Voici le capteur opto électronique (entouré en rouge sur la photo) : le photo transistor est au dessus et la LED est en dessous, derrière le renflement dans la face avant.

Revox B77

A première vue pas de souci mécanique, et la bande se postionne bien de la même façon que ce soit en lecture ou en enregistrement.

Démontage de la face avant de l'appareil, pour voir l'ensemble du capteur, et puis essais avec différentes bandes : le positionnement mécanique est identique, et le capteur semble bien en ordre.

Revox B77

Bon ! La mécanique semble ok, le capteur aussi, mais les tensions sont bizarres. Souci électrique pas vu au multimètre ?

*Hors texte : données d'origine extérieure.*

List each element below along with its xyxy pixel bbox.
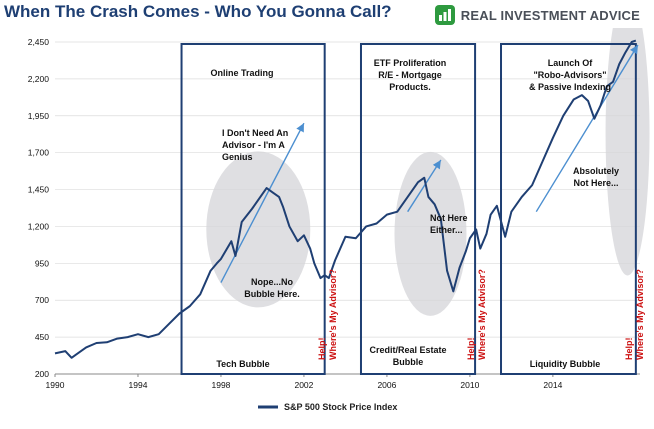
x-tick-label: 1990: [46, 380, 65, 390]
annotation-genius-line-3: Genius: [222, 152, 253, 162]
series-line: [54, 39, 637, 359]
bubble-ellipse: [605, 28, 650, 276]
y-tick-label: 450: [35, 332, 49, 342]
help-advisor-label: Where's My Advisor?: [328, 269, 338, 360]
y-tick-label: 1,950: [28, 111, 50, 121]
annotation-robo-advisors-line-2: "Robo-Advisors": [533, 70, 606, 80]
help-advisor-label: Where's My Advisor?: [635, 269, 645, 360]
chart-title: When The Crash Comes - Who You Gonna Cal…: [4, 2, 392, 21]
trend-arrow: [535, 44, 639, 213]
x-tick-label: 2010: [460, 380, 479, 390]
brand-name: REAL INVESTMENT ADVICE: [460, 7, 640, 23]
y-tick-label: 1,700: [28, 148, 50, 158]
brand: REAL INVESTMENT ADVICE: [434, 5, 640, 25]
x-tick-label: 2006: [377, 380, 396, 390]
annotation-absolutely-not-here-line-2: Not Here...: [573, 178, 618, 188]
y-tick-label: 950: [35, 258, 49, 268]
annotation-online-trading: Online Trading: [210, 68, 273, 78]
annotation-not-here-either-line-2: Either...: [430, 225, 463, 235]
legend-label: S&P 500 Stock Price Index: [284, 402, 397, 412]
bubble-ellipse: [206, 151, 311, 308]
help-label: Help!: [624, 337, 634, 360]
bar-chart-icon: [434, 5, 455, 25]
y-tick-label: 2,450: [28, 37, 50, 47]
era-box: [500, 43, 637, 375]
annotation-robo-advisors-line-3: & Passive Indexing: [529, 82, 611, 92]
trend-arrow: [407, 159, 442, 213]
annotation-tech-bubble: Tech Bubble: [216, 359, 269, 369]
help-label: Help!: [317, 337, 327, 360]
y-tick-label: 1,450: [28, 185, 50, 195]
era-box: [180, 43, 326, 375]
y-tick-label: 200: [35, 369, 49, 379]
x-tick-label: 1994: [129, 380, 148, 390]
annotation-nope-bubble-line-1: Nope...No: [251, 277, 294, 287]
x-tick-label: 1998: [211, 380, 230, 390]
y-tick-label: 700: [35, 295, 49, 305]
y-tick-label: 1,200: [28, 221, 50, 231]
help-label: Help!: [466, 337, 476, 360]
annotation-nope-bubble-line-2: Bubble Here.: [244, 289, 300, 299]
annotation-not-here-either-line-1: Not Here: [430, 213, 468, 223]
annotation-etf-proliferation-line-2: R/E - Mortgage: [378, 70, 442, 80]
x-tick-label: 2002: [294, 380, 313, 390]
era-box: [359, 43, 477, 375]
y-tick-label: 2,200: [28, 74, 50, 84]
help-advisor-label: Where's My Advisor?: [477, 269, 487, 360]
annotation-robo-advisors-line-1: Launch Of: [548, 58, 594, 68]
annotation-etf-proliferation-line-3: Products.: [389, 82, 431, 92]
annotation-absolutely-not-here-line-1: Absolutely: [573, 166, 619, 176]
annotation-credit-bubble-line-2: Bubble: [393, 357, 424, 367]
annotation-credit-bubble-line-1: Credit/Real Estate: [369, 345, 446, 355]
annotation-genius-line-2: Advisor - I'm A: [222, 140, 285, 150]
annotation-etf-proliferation-line-1: ETF Proliferation: [374, 58, 447, 68]
plot-area: 200 450 700 950 1,200 1,450 1,700 1,950 2,200 2,4…: [28, 28, 650, 412]
x-tick-label: 2014: [543, 380, 562, 390]
annotation-liquidity-bubble: Liquidity Bubble: [530, 359, 601, 369]
annotation-genius-line-1: I Don't Need An: [222, 128, 288, 138]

L'oscilloscope va venir à l'aide...

Revox B77

La tension 24V DC prise sur le collecteur du photo transistor (photo ci-dessus), pendant la lecture d'une bande.

Configuration du scope. Vertical : entrée en mode AC, 1V / div, sonde 1:1. Horizontal : 5ms / div.

Un "ripple" 100Hz assez important mais conforme à la spécification de la documentation technique.

Revox B77

Mêmes conditions de mesure, sur l'émetteur du photo transistor en mode PLAY.

Logique, pas de souci...

Revox B77

Toujours sur l'émetteur du photo transistor et mêmes conditions de mesure... en mode REC, avec usage d'une bande magnétique claire (Akai).

C'est quoi ce signal ?

Revox B77

Toujours au même endroit, avec usage d'une une bande sombre (Maxell) !

On trouve ici un signal à "haute" fréquence sur le photo transistor...

Revox B77

Passons la base de temps horizontale à 2µs / div pour voir à quoi ressemble ce signal HF.

Un signal autour de 140kHz ?
OOOOH : cela ressemble furieusement au signal de l'oscillateur d'effacement !!

Revox B77

Mesurons directement sur la tête d'effacement (5V / div et sonde 1:1) : c'est bien cela ! 30V pointe à pointe, logique pour une tête d'effacement.

Le signal de retour du capteur est donc bien modulé par celui de l'oscillateur d'effacement.

Comment est-ce possible ?

En regardant à nouveau cette photo, on voit que les conducteurs allant à la tête d'effacement ne sont pas blindés (curieux...).

Et de plus, ceux provenant du capteur fin de bande (non blindés non plus) ont été rassemblés, lors de la restauration, dans la même gaine spiralée que ceux allant à la tête d'effacement.
En mode lecture, il n'y a évidemment aucun signal d'effacement, mais ce signal est bien présent en enregistrement !

Influence des conducteurs de signal d'effacement sur les conducteurs du capteur ? C'est bien possible, car le signal allant à la tête d'effacement a une fameuse amplitude, comme on le voit ci-dessus !


Revox B77

Pour faire l'essai, séparons-les...

Sur la photo les fils provenant du capteur passent librement sous la carte d'alimentation, il n'y a qu'un petit morceau de gaine spiralée dessus, pour passer dans l'aluminium du châssis.
Les conducteurs vers la tête d'effacement sont eux dans la gaine spiralée noire utilisée lors de la restauration. Ils sont maintenant écartés de +/- 2cm par rapport à ceux du capteur.

Revox B77

En se remettant dans les mêmes conditions de mesure que ci-dessus, voici le signal de sortie du capteur, maintenant... par simple écartement des conducteurs !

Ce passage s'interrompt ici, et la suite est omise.